Die Handschrift des Bernhardin von Siena

 Il manoscritto  di Bernardino  da Siena  QUO-098
03. Mai 2021

Bernhardin von Siena: der heilige Franziskanerpater, der die Namen-Jesu-Verehrung förderte, durch Mittel- und Norditalien zog, um überall zu predigen: in Siena, Ferrara, Pavia, Mantua, Mailand, Rom, Genua, Padua, Bologna, L’Aquila, Perugia…; und die Menschenmassen, die zusammenströmten, um seine leidenschaftlichen Aufrufe zur Umkehr und Befriedung und Versöhnung anzuhören.

Um Aspekte zu erfassen, denen gegenüber wir derzeit besonders empfänglich sind, wollen wir auch nicht vergessen, dass er zu der Zeit, als die Pestepidemie wütete, welche die Stadt im Jahr 1400 heimsuchte, in noch jugendlichem Alter (er war 1380 zur Welt gekommen) Mitglied der Compagnia dei battuti della Beata Vergine [einer der Allerseligsten Jungfrau gewidmeten Laienbruderschaft, deren Name noch auf die Geißler verweist und die sich den Werken der Barmherzigkeit, v. a. der Krankenpflege, verschrieben hatte] am Hospital Santa Maria della Scala wurde und vier Monate lang mit einigen Gefährten die Kranken pflegte, die sich mit dieser Krankheit angesteckt hatten. 1411, als er erneut in Siena war, erkrankte er selbst an der Pest, überstand sie aber, nachdem er sich der Krankheit mit gelassener Entschlossenheit gestellt hatte.
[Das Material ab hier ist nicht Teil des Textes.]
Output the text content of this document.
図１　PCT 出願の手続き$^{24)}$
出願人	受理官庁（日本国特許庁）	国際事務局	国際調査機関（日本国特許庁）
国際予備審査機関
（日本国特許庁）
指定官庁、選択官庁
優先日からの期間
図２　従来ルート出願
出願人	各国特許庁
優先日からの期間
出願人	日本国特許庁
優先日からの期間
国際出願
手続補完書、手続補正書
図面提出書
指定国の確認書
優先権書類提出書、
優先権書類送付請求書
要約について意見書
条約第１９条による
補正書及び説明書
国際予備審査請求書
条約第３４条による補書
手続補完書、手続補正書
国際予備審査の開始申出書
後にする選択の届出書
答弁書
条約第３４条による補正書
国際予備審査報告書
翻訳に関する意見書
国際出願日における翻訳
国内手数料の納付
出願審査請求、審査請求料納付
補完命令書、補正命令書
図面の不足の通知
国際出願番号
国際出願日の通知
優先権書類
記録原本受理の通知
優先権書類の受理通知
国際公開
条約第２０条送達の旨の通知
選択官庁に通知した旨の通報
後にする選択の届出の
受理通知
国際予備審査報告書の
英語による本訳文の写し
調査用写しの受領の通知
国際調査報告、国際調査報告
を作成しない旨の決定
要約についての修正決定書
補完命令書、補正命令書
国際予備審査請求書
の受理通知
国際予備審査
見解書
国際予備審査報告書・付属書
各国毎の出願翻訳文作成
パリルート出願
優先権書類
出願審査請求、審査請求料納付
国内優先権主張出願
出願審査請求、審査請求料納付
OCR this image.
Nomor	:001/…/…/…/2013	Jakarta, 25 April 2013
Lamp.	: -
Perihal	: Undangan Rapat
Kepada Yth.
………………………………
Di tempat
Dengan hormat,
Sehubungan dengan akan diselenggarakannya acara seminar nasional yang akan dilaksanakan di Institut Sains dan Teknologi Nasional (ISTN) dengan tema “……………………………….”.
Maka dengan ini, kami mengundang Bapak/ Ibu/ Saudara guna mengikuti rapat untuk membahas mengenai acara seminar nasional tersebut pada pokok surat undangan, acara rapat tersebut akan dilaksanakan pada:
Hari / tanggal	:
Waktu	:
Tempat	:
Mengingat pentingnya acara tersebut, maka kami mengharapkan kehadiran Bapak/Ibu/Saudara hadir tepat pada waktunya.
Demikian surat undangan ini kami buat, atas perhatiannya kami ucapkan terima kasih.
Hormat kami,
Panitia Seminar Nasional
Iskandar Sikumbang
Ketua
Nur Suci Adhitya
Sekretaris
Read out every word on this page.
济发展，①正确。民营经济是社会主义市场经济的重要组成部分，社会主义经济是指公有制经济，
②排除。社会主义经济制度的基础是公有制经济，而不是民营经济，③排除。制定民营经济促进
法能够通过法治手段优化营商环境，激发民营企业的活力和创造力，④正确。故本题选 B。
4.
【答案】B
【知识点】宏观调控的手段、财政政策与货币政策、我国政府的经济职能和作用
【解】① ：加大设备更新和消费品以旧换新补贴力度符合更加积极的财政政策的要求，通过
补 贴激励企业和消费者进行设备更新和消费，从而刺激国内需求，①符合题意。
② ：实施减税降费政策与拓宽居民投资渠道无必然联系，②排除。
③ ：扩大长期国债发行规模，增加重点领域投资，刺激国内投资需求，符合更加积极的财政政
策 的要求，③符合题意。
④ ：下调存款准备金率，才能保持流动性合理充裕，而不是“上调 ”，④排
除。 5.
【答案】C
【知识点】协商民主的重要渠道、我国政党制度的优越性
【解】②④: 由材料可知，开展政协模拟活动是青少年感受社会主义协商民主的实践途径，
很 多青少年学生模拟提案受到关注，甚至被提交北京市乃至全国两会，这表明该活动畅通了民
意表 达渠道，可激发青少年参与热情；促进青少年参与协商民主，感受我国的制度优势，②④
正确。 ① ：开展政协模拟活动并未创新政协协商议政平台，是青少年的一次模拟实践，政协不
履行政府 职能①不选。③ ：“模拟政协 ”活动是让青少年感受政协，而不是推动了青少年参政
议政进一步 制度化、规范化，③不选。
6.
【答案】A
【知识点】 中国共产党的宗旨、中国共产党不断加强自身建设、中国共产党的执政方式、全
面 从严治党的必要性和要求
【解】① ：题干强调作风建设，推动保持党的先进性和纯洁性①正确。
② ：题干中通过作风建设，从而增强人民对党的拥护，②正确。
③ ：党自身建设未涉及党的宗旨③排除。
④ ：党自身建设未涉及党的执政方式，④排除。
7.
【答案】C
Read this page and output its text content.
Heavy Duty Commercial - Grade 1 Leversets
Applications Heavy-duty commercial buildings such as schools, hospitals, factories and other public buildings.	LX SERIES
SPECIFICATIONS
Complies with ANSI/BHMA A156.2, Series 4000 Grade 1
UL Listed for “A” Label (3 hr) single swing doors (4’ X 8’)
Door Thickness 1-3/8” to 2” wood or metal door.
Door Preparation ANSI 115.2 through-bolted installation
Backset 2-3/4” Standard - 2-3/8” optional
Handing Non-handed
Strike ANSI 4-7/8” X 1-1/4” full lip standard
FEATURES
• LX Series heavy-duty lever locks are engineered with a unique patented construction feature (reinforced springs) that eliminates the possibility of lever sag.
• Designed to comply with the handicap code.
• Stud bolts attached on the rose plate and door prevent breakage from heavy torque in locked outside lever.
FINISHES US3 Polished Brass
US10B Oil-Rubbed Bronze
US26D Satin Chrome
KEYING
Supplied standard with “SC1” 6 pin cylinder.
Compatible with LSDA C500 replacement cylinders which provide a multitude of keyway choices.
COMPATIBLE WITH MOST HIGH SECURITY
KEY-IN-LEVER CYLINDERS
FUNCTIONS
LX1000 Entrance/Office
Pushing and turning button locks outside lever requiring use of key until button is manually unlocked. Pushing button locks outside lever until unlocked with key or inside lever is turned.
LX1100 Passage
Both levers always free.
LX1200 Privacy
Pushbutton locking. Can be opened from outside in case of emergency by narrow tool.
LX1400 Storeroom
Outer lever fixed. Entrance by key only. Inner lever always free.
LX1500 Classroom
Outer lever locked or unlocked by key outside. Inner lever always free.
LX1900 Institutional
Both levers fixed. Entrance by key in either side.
Seine Biographie erinnert auch an seine Bereitschaft, in seinem Orden verantwortliche Ämter zu übernehmen. Aber es ist angebracht, auf seine Predigttätigkeit zurückzukommen, die er als seine eigentliche Berufung und als seine unabdingbare Pflicht verstand: konkrete und einfache, besonnene und einprägsame Predigten. Wir wollen uns besonders mit jenen Predigten auseinandersetzen, die er in der Fastenzeit des Jahres 1423 in Padua hielt. Von diesen haben sich die »reportationes« erhalten, also die Transkriptionen eines Zuhörers,  in diesem Falle des Notars Daniele de Purziliis – der sie direkt aus dem Mund des Heiligen sozusagen mitstenografierte, wie wir heute sagen würden, und sammelte. Die ins Lateinische übersetzte Sammlung dieser Predigten ist unter dem Namen Quadragesimale Seraphim bekannt, und ihr wurde die Ehre zahlreicher Ausgaben zuteil, angefangen bei jener aus dem 16. Jahrhundert der Opera omnia, die 1591 in Venedig »apus Iuntas« gedruckt wurde.

Die Nachricht, die ich mit großer Freude und Dankbarkeit bekanntgeben möchte, lautet, dass die Stiftung Gaudium Magnum – Maria e João Cortez de Lobão Papst Franziskus am 29. April ein handschriftliches Exemplar dieser Sammlung für die Vatikanische Apostolische Bibliothek geschenkt hat. Der Überreichung der Gabe an den Heiligen Vater wohnten die Eheleute Maria und João Cortez de Lobão mit ihrer vielköpfigen Familie von Kindern und Enkeln sowie Kardinal José Tolentino de Mendonça bei.

Es handelt sich dabei um einen schlichten Papier-Kodex mit über 440 Seiten, der kurz nach 1423 in einer kleinen Rotunda-Schrift mit gelegentlichen Elementen in roter Tinte (Initialen und Spalten) geschrieben wurde. Der Kodex ist eines der seltenen Zeugnisse für diese Sammlung, die, soweit bekannt, in nur drei weiteren Exemplaren überliefert ist, die jeweils in der Biblioteca Medicea Laurenziana in Florenz, in der Biblioteca Ambrosiana in Mailand und in der Stadtbücherei von Assisi aufbewahrt werden. Das neue, bis dato unbekannte Exemplar wird nun Teil des Bestandes der Vatikanischen Apostolischen Bibliothek, um dort aufbewahrt, konsultiert und erforscht zu werden, und steht nun Seite an Seite mit den Handschriften von der Hand Bernhardins, die die Vatikanbibliothek – gemeinsam mit den Bibliotheken in Siena – zu jenem Aufbewahrungsort machen, der die größte Anzahl seiner Autographen besitzt.

Die Vatikanische Apostolische Bibliothek ist den Wohltätern nicht nur unendlich dankbar für die außergewöhnliche Gabe, die sie erhalten hat, sondern ist sich auch bewusst, dass sie dank des besonderen Feingefühls solcher Menschen bzw. Körperschaften ihren Dienst, allen immer neue Kulturgüter zugänglich zu machen, fortführen kann.